Pada zaman modern kita, beberapa orang yang memikirkan tentang misi mungkin dapat mengingat bagaimana guru-guru dan pendeta-pendeta yang berbeda telah memikirkan bagian-bagian terkenal dari Alkitab seperti Mazmur 23, Khotbah di Bukit, atau Hukum yang Terutama. Paulus, sebagai seorang Farisi yang diajar oleh Gamaliel, akan mengetahui pendapat terpelajar yang berbeda tentang bagian-bagian kecil dari Kitab Suci juga. Dia tahu bahasa-bahasa alkitabiahnya dan bisa menafsirkan dari bahasa-bahasa itu. Dia benar-benar berpengalaman dalam Kitab Suci jauh sebelum dia memulai pekerjaan misionarisnya.

2. Paulus Tahu Dunianya

Sementara Paulus mengetahui Kitab Suci dengan sangat baik, ini bukan satu-satunya pengaruh dalam pelatihannya. Dia juga tahu dunianya dengan sangat baik. Dalam Kisah Para Rasul 22:3, dia mengatakan di depan semua orang dalam pidato pembelaannya bahwa dia adalah warga Tarsus. Dengan mengatakan bahwa dia berasal dari Tarsus, Paulus mengungkapkan bahwa dia berasal dari kota yang kaya akan budaya.

Tarsus adalah kota utama di dataran subur Kilikia Timur, di Asia Tenggara Kecil. Itu adalah kota yang penting dan memiliki kekayaan budaya. Kekaisaran Romawi menyukai kota Tarsus. Ini menjadi ibu kota provinsi Kilikia, menyusul kemenangan Pompey (67 SM). Para pemimpin Romawi terkemuka mengunjungi kota itu. Orator Cicero tinggal di kota itu (51-50 SM) dan Julius Caesar mengunjunginya pada tahun 47 SM Strabo, ahli geografi dan sejarawan Yunani yang menulis pada awal abad pertama, menceritakan tentang semangat penduduknya untuk belajar, dan terutama untuk filsafat. Dalam hal ini, katanya, Tarsus melebihi Athena dan Alexandria dan setiap kota universitas lainnya (Geographica 14.5.13). Tarsus juga terkenal dengan Sofis terkenal seperti Archademus dan Antipar, dan dikenal oleh para filsuf terkenal seperti Plutiades dan Diogenes (Geographica 14.5.14). Sementara Paulus menerima pendidikannya di Yerusalem, tempat kelahirannya tidak diragukan lagi memberikan pengaruh.
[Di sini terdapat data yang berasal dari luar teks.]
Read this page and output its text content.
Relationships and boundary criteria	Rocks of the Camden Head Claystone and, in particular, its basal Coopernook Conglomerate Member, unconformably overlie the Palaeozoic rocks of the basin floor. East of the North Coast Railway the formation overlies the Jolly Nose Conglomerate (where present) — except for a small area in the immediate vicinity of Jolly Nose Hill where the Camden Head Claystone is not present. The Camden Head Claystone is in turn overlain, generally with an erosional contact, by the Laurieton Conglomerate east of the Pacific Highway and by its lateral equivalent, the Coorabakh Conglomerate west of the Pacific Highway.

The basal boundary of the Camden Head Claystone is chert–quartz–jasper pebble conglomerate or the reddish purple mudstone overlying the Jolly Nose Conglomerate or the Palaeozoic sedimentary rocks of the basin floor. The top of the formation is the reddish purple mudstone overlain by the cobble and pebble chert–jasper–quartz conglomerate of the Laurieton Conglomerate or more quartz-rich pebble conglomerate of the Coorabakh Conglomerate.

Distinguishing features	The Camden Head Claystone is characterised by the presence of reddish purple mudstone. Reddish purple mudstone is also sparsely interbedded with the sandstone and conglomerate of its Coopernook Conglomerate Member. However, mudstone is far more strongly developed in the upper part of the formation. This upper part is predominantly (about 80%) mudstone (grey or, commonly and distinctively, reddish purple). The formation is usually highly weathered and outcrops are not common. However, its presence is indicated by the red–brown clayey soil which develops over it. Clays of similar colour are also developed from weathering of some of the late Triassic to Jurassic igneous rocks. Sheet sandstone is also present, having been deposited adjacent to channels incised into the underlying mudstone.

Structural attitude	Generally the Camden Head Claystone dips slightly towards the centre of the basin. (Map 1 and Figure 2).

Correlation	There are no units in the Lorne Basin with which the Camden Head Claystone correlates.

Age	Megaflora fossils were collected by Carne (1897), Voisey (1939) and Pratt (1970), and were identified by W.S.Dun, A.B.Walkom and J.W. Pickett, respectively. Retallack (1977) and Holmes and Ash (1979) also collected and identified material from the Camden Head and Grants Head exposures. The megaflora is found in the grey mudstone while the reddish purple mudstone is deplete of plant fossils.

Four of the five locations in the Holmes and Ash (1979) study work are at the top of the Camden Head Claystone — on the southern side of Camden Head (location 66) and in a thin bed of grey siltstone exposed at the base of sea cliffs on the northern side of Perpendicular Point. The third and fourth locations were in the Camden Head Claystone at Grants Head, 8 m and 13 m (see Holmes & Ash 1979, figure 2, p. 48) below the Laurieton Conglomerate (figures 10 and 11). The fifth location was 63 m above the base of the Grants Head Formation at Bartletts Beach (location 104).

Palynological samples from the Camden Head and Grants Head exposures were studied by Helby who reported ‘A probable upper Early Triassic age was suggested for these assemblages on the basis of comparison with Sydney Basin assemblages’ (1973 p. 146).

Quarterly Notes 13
Selain pengetahuan tentang dunia yang dimiliki Paulus sejak dibesarkan di Tarsus, Paulus juga banyak bepergian. Sebelum dia menjadi misionaris, dia telah melakukan perjalanan ke Yerusalem untuk pendidikannya (Kisah Para Rasul 22:3). Dia berada di jalan menuju Damaskus sebelum pertobatannya. Setelah pertobatannya, dia berada di Damaskus, Arabia, dan Fenisia. Perjalanannya kemudian membawanya ke Yunani modern, Kreta, Italia, dan kemungkinan Spanyol.

Pengetahuan tentang dunianya terlihat dari kemampuannya mengutip para pemikir terkemuka pada zamannya. Dengan pemahamannya tentang dunianya, dia dapat berkomunikasi dengan orang-orang Yunani yang terpelajar. Dalam Kisah Para Rasul 17, kita melihat Paulus dapat berdebat dengan orang-orang terpelajar di Bukit Mars di Athena. Saat dia berdiri di depan mezbah kepada Allah yang tidak dikenal, dia dapat menjelaskan dengan cara yang masuk akal kepada mereka bahwa hanya ada satu Allah "yang di dalam Dia kita hidup, bergerak, dan ada" (Kisah Para Rasul 17:28). Hanya seseorang yang mengetahui penyair Yunani yang bisa bernalar dengan baik. Kemudian dalam tulisannya kepada Titus yang ditinggalkannya di Pulau Kreta, dia mengutip seorang nabi Kreta dalam Titus 1:12.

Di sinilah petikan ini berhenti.